Britain Watch will take up the distribution of abilities by social class and ethnic group more fully in a forthcoming article.

What should be done?

  • The Equalities Act 2010 and sections 35-38 of the Race Relations Act 1976 should be repealed.  The Equalities and Human Rights Commission should be abolished.
  • The House of Lords Constitution Committee on Judicial Appointments should be ignored.
  • More generally, bringing pressure to bear on employers, whether private or public, by any means, whether by contract compliance, considerations of diversity or any other means explicit or implicit,  to appoint anyone except on the grounds exclusively of capability and commitment to do a job, should be unlawful.
  • Likewise requests to fill up ethnic or racial origins boxes in job application forms, visitor books at museums or any other facility, should be outlawed.
  • Men should not accept the pressure to appoint women as women or minorities as minorities to jobs at any level as “the way things are”; they should fight it by stressing capability and relevant achievement in the field as the only criteria for promotion or appointment.


[1] Section 37 of the Race Relations Act (RRA)1976 is also discriminating against native Britons, but in a relatively mild way.  This section was inserted in order to allow industry training boards to put on training courses for a limited period of 12 months just for ethnic minority groups which the potential employers could show were “under-represented” in the skills they wished to employ.  The BBC in 1995, in Manchester, decided to use this clause to advertise six “traineeships” restricted to Blacks and Asians.  This writer enlisted the help of Sir Nicholas Winterton, then MP for Macclesfield, to stop the BBC continuing with this blatant anti-English racialism, pointing out that the BBC traineeships were not training in the RRA sense, but salaried posts (salary up to £32,000) much sought after by well-qualified graduates, including those from Manchester University.  Under continued pressure the BBC shamefacedly withdrew the offending advert and promised to stop the scheme.  The question remaining of course is why people in the BBC should seek to discriminate against other British applicants.

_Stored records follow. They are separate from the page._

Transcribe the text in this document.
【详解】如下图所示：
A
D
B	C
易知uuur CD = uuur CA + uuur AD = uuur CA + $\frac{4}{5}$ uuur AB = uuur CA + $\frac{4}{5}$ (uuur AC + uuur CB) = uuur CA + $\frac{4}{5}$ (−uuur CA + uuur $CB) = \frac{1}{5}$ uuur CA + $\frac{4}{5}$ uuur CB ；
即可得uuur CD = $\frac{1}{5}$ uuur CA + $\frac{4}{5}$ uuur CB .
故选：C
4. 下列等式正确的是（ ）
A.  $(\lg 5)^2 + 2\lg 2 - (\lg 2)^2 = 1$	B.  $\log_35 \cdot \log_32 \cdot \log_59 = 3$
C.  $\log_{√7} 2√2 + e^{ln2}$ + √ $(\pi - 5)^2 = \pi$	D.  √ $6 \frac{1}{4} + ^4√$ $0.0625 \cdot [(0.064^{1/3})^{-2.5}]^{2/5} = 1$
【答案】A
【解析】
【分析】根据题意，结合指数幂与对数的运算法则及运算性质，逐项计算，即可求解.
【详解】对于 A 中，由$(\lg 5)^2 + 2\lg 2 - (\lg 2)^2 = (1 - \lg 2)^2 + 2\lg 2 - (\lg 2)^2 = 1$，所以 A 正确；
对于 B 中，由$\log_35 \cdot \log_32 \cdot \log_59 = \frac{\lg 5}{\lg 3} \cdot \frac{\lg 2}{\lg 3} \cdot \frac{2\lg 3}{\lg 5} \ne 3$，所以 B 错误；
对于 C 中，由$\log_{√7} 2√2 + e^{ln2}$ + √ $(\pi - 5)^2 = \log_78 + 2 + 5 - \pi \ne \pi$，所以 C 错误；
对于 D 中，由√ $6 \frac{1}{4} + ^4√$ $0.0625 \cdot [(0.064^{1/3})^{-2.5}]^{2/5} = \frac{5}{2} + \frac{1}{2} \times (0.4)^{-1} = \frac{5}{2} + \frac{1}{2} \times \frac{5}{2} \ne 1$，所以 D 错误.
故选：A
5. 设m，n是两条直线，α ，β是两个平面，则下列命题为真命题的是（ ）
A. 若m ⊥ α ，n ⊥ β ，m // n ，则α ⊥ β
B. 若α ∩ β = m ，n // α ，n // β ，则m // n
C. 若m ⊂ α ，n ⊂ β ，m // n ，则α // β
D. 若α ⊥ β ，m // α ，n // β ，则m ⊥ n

[2] Where a Jewish grandfather allowed you to be classed as German, if your mother and father were “Aryan”.

[3] Recent headlines include: “FTSE giants slam door on women executives”, “Women’s Day” at the Stock Exchange (patronised by Nick Clegg, Deputy Leader of the British coalition government), “Glass ceiling starts at 30”, and so on.

[4] Department of Business, Innovation, and Skills Report “Women on Boards”, 13 March 2012.

[5] Legislation was passed in Norway in 2003 to require publicly listed companies (plcs) to increase the proportion of women from the (then) 9% to 40% by 2005.  On January 1st 2006 these companies in Norway were given 2 years to comply or be dissolved.

[6] Associate Professor (UK senior lecturer equivalent) Amy Dittmar and Assistant Professor Kenneth Ahern (lecturer equivalent).

[7] Q ratio = Total Market Value of Firm divided by Total Book Value of Assets.  This is a measure of how well a company is using its assets.

[8] Some men are, or have been, members of 6 or 7 British boards, but this is hardly a model to follow – owing more to “contacts” than ability.

[9] It has however repeatedly threatened to relocate to Hong Kong.

[10] This would put the Tribunal in an excruciating position: which “equality” trumps the other in the diversity stakes – race or gender?

[11] Harvard, Massachusetts Institute of Technology and Yale were number 2, 3 and 4.

[12] Thus the distinguished French scholar Martin Harris, formerly Vice Chancellor of Manchester University, has been replaced at the “Office of Fair Admissions” by someone promising to use the “full force of his powers” to punish  universities not conforming to the government’s social engineering agenda.

[13] A quarter of state pupils leave school at 16 with no academic qualifications at all.

[14] This fact alone means that it is literally impossible for all the universities running the full range of physics, chemistry, engineering and mathematics course (primarily the Russell Group of 25 universities) to meet the government’s social engineering objective of taking 75-80% of their students from state schools.